1930's Fashion



1930's Fashion




The 1030s saw the growth and development of mass manufacture and the birth of cheaper ready-to-wear fashion with improved sizing and fit spearheaded by American innovation. Women had an increasing variety of shops from which to choose, including small independent and new multiples such as Marks and Spencer. Shops thrived in spite of the Depression while the shopping experience underwent major changes. Price tickets were now displayed and the customer was free to wander around open plan departments looking and touching. The shop assistant had to learn new skills and the class barrier between shopper and shop assistant crumbled. Department stores became part of the London cityscape as well as flourishing in towns and in the suburbs, offering tearooms, and hairdressing salons and in some cases a roof garden.

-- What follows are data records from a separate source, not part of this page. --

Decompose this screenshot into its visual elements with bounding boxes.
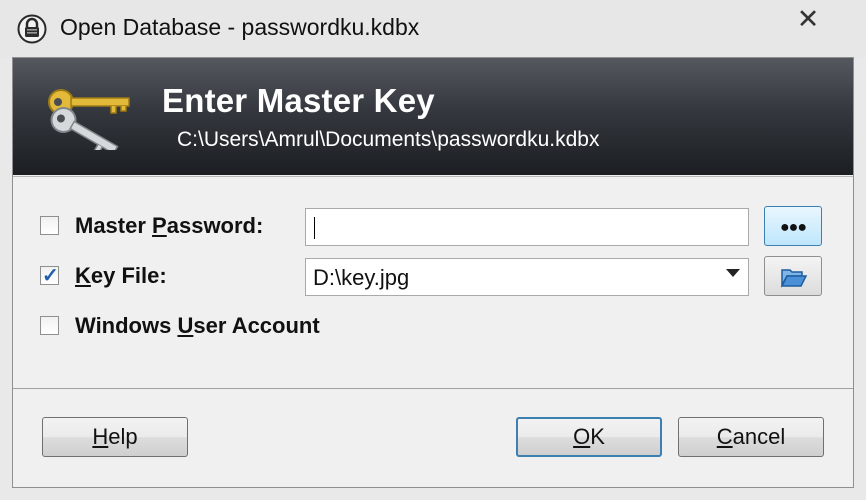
windows-account-label[interactable]: Windows User Account <box>75 313 320 339</box>
banner-title: Enter Master Key <box>162 82 435 119</box>
cancel-button[interactable]: Cancel <box>678 417 824 457</box>
key-file-dropdown[interactable]: D:\key.jpg <box>305 258 749 296</box>
chevron-down-icon <box>726 269 740 277</box>
dots-icon: ●●● <box>780 219 807 236</box>
key-file-value: D:\key.jpg <box>313 265 410 290</box>
text-caret <box>314 217 315 239</box>
header-banner: Enter Master Key C:\Users\Amrul\Document… <box>13 58 853 175</box>
close-button[interactable]: ✕ <box>787 4 829 34</box>
window-title: Open Database - passwordku.kdbx <box>60 14 420 40</box>
footer-divider <box>13 388 853 389</box>
reveal-password-button[interactable]: ●●● <box>764 206 822 246</box>
database-path: C:\Users\Amrul\Documents\passwordku.kdbx <box>177 128 600 151</box>
keepass-lock-icon <box>17 14 47 44</box>
browse-key-file-button[interactable] <box>764 256 822 296</box>
master-password-checkbox[interactable] <box>40 216 59 235</box>
help-button[interactable]: Help <box>42 417 188 457</box>
windows-account-checkbox[interactable] <box>40 316 59 335</box>
title-bar: Open Database - passwordku.kdbx ✕ <box>0 0 866 58</box>
ok-button[interactable]: OK <box>516 417 662 457</box>
key-file-label[interactable]: Key File: <box>75 263 167 289</box>
close-icon: ✕ <box>796 4 820 34</box>
master-password-label[interactable]: Master Password: <box>75 213 263 239</box>
folder-open-icon <box>780 269 808 288</box>
key-file-checkbox[interactable]: ✓ <box>40 265 59 287</box>
keys-icon <box>41 80 141 158</box>
master-password-input[interactable] <box>305 208 749 246</box>
checkmark-icon: ✓ <box>42 265 59 287</box>
banner-divider <box>13 176 853 177</box>
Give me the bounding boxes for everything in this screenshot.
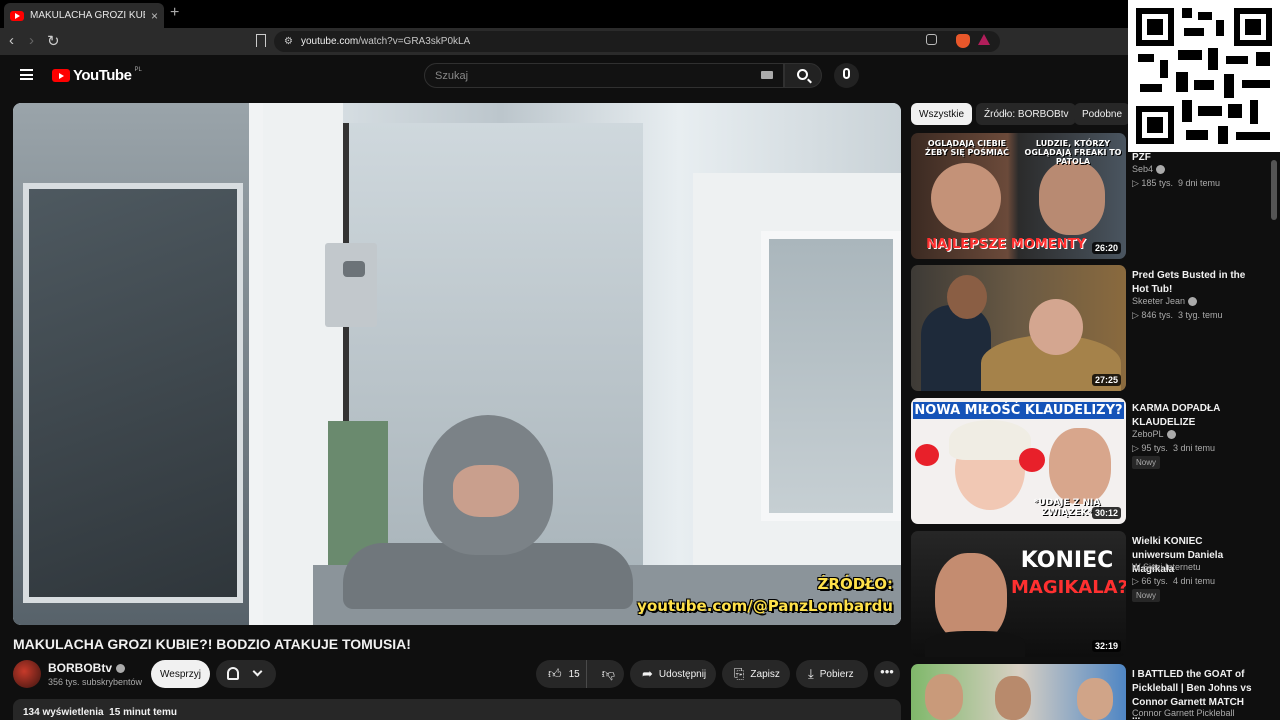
recommended-meta: ▷ 66 tys. 4 dni temu bbox=[1132, 576, 1215, 586]
youtube-header: YouTube PL Szukaj bbox=[0, 55, 1280, 97]
video-thumbnail[interactable]: OGLĄDAJĄ CIEBIE ŻEBY SIĘ POŚMIAĆ LUDZIE,… bbox=[911, 133, 1126, 259]
bookmark-icon[interactable] bbox=[256, 34, 266, 47]
support-button[interactable]: Wesprzyj bbox=[151, 660, 210, 688]
site-info-icon[interactable]: ⚙ bbox=[284, 36, 293, 47]
download-button[interactable]: ⤓ Pobierz bbox=[796, 660, 868, 688]
recommended-meta: ▷ 95 tys. 3 dni temu bbox=[1132, 443, 1215, 453]
video-title: MAKULACHA GROZI KUBIE?! BODZIO ATAKUJE T… bbox=[13, 636, 411, 652]
channel-avatar[interactable] bbox=[13, 660, 41, 688]
open-external-icon[interactable] bbox=[926, 34, 937, 45]
browser-toolbar: ‹ › ↻ ⚙ youtube.com/watch?v=GRA3skP0kLA bbox=[0, 28, 1280, 55]
description-box[interactable]: 134 wyświetlenia 15 minut temu bbox=[13, 699, 901, 720]
video-duration: 26:20 bbox=[1091, 242, 1121, 254]
microphone-icon bbox=[843, 68, 850, 79]
logo-text: YouTube bbox=[73, 67, 132, 84]
share-button[interactable]: ➦ Udostępnij bbox=[630, 660, 716, 688]
recommended-channel[interactable]: W Sieci Internetu bbox=[1132, 562, 1201, 572]
more-dots-icon: ••• bbox=[880, 664, 894, 679]
notification-dropdown-button[interactable] bbox=[216, 660, 276, 688]
verified-icon bbox=[116, 663, 126, 673]
recommended-title: Pred Gets Busted in the Hot Tub! bbox=[1132, 270, 1246, 295]
recommended-channel[interactable]: Connor Garnett Pickleball bbox=[1132, 708, 1235, 718]
video-thumbnail[interactable]: 27:25 bbox=[911, 265, 1126, 391]
keyboard-icon[interactable] bbox=[761, 71, 773, 79]
share-arrow-icon: ➦ bbox=[642, 666, 653, 681]
recommended-channel[interactable]: ZeboPL bbox=[1132, 429, 1176, 439]
download-icon: ⤓ bbox=[808, 666, 814, 681]
video-source-overlay: ŹRÓDŁO: youtube.com/@PanzLombardu bbox=[637, 575, 893, 615]
video-player[interactable]: ŹRÓDŁO: youtube.com/@PanzLombardu bbox=[13, 103, 901, 625]
sidebar-scrollbar[interactable] bbox=[1271, 160, 1277, 220]
save-button[interactable]: ⎘ Zapisz bbox=[722, 660, 790, 688]
thumbs-up-icon: 👍︎ bbox=[548, 666, 562, 681]
bell-icon bbox=[227, 667, 239, 680]
recommended-video[interactable]: 27:25 Pred Gets Busted in the Hot Tub! S… bbox=[911, 265, 1271, 391]
browser-tab[interactable]: MAKULACHA GROZI KUBIE?! × bbox=[4, 3, 164, 28]
voice-search-button[interactable] bbox=[834, 63, 859, 88]
rewards-triangle-icon[interactable] bbox=[978, 34, 990, 45]
search-icon bbox=[797, 69, 808, 80]
recommended-meta: ▷ 846 tys. 3 tyg. temu bbox=[1132, 310, 1223, 320]
verified-icon bbox=[1188, 296, 1198, 306]
verified-icon bbox=[1156, 164, 1166, 174]
video-thumbnail[interactable] bbox=[911, 664, 1126, 720]
chip-related[interactable]: Podobne bbox=[1074, 103, 1131, 125]
new-badge: Nowy bbox=[1132, 589, 1161, 602]
search-input[interactable]: Szukaj bbox=[424, 63, 784, 88]
subscriber-count: 356 tys. subskrybentów bbox=[48, 677, 143, 687]
like-button[interactable]: 👍︎ 15 bbox=[536, 660, 587, 688]
qr-code bbox=[1128, 0, 1280, 152]
video-frame-door bbox=[13, 103, 263, 625]
like-count: 15 bbox=[568, 668, 580, 680]
recommended-channel[interactable]: Skeeter Jean bbox=[1132, 296, 1198, 306]
hamburger-menu-icon[interactable] bbox=[20, 69, 33, 80]
recommended-video[interactable]: NOWA MIŁOŚĆ KLAUDELIZY? *UDAJE Z NIĄ ZWI… bbox=[911, 398, 1271, 524]
region-code: PL bbox=[134, 66, 142, 73]
thumbs-down-icon: 👎︎ bbox=[601, 666, 615, 681]
recommended-video[interactable]: KONIEC MAGIKALA? 32:19 Wielki KONIEC uni… bbox=[911, 531, 1271, 657]
new-tab-button[interactable]: + bbox=[170, 4, 179, 22]
more-actions-button[interactable]: ••• bbox=[874, 661, 900, 687]
video-duration: 32:19 bbox=[1091, 640, 1121, 652]
video-thumbnail[interactable]: KONIEC MAGIKALA? 32:19 bbox=[911, 531, 1126, 657]
recommended-channel[interactable]: Seb4 bbox=[1132, 164, 1166, 174]
save-bookmark-icon: ⎘ bbox=[734, 666, 745, 681]
view-count: 134 wyświetlenia bbox=[23, 707, 104, 718]
recommended-title: KARMA DOPADŁA KLAUDELIZE bbox=[1132, 403, 1220, 428]
chip-all[interactable]: Wszystkie bbox=[911, 103, 972, 125]
recommended-video[interactable]: I BATTLED the GOAT of Pickleball | Ben J… bbox=[911, 664, 1271, 720]
verified-icon bbox=[1166, 429, 1176, 439]
new-badge: Nowy bbox=[1132, 456, 1161, 469]
youtube-play-logo-icon bbox=[52, 69, 70, 82]
tab-title: MAKULACHA GROZI KUBIE?! bbox=[30, 10, 145, 21]
brave-shield-icon[interactable] bbox=[956, 34, 970, 48]
upload-time: 15 minut temu bbox=[109, 707, 177, 718]
browser-tabstrip: MAKULACHA GROZI KUBIE?! × + bbox=[0, 0, 1280, 28]
chevron-down-icon bbox=[252, 666, 263, 677]
youtube-favicon-icon bbox=[10, 10, 24, 21]
recommended-meta: ▷ 185 tys. 9 dni temu bbox=[1132, 178, 1220, 188]
search-button[interactable] bbox=[784, 63, 822, 88]
video-duration: 27:25 bbox=[1091, 374, 1121, 386]
youtube-logo[interactable]: YouTube PL bbox=[52, 67, 142, 84]
video-frame-plaque bbox=[325, 243, 377, 327]
channel-name[interactable]: BORBOBtv bbox=[48, 661, 126, 675]
search-placeholder: Szukaj bbox=[435, 69, 469, 82]
back-arrow-icon[interactable]: ‹ bbox=[9, 32, 14, 49]
video-thumbnail[interactable]: NOWA MIŁOŚĆ KLAUDELIZY? *UDAJE Z NIĄ ZWI… bbox=[911, 398, 1126, 524]
like-dislike-group: 👍︎ 15 👎︎ bbox=[536, 660, 624, 688]
tab-close-icon[interactable]: × bbox=[151, 9, 158, 23]
video-duration: 30:12 bbox=[1091, 507, 1121, 519]
forward-arrow-icon[interactable]: › bbox=[29, 32, 34, 49]
address-bar[interactable]: ⚙ youtube.com/watch?v=GRA3skP0kLA bbox=[274, 31, 1000, 52]
dislike-button[interactable]: 👎︎ bbox=[593, 666, 624, 682]
url-text: youtube.com/watch?v=GRA3skP0kLA bbox=[300, 36, 471, 47]
chip-from-channel[interactable]: Źródło: BORBOBtv bbox=[976, 103, 1077, 125]
reload-icon[interactable]: ↻ bbox=[47, 32, 60, 50]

A Mass Observation survey found that women preferred shopping in department stores to independent clothes shops as the staff in the latter were paid on commission and therefore employed more aggressive selling techniques. As well as ready-to-wear fashion, department stores offered levels of dressmaking for different budgets, from 'Bespoke to an inexpensive in-store dressmaking service and lastly the 'Cut and Fit' department where customers could bring in their own fabric and pattern to be cut and tacked together for home sewing.


Printed dress fabrics became very popular having the practical advantage of being cheaper than embroidered fabrics as well as less likely to show stains than plain ones. Simple styles from new synthetic fabrics such as rayon, cut to fit the average body, became a sought-after choice. A shop-bought dress was for many a rite of passage into adulthood.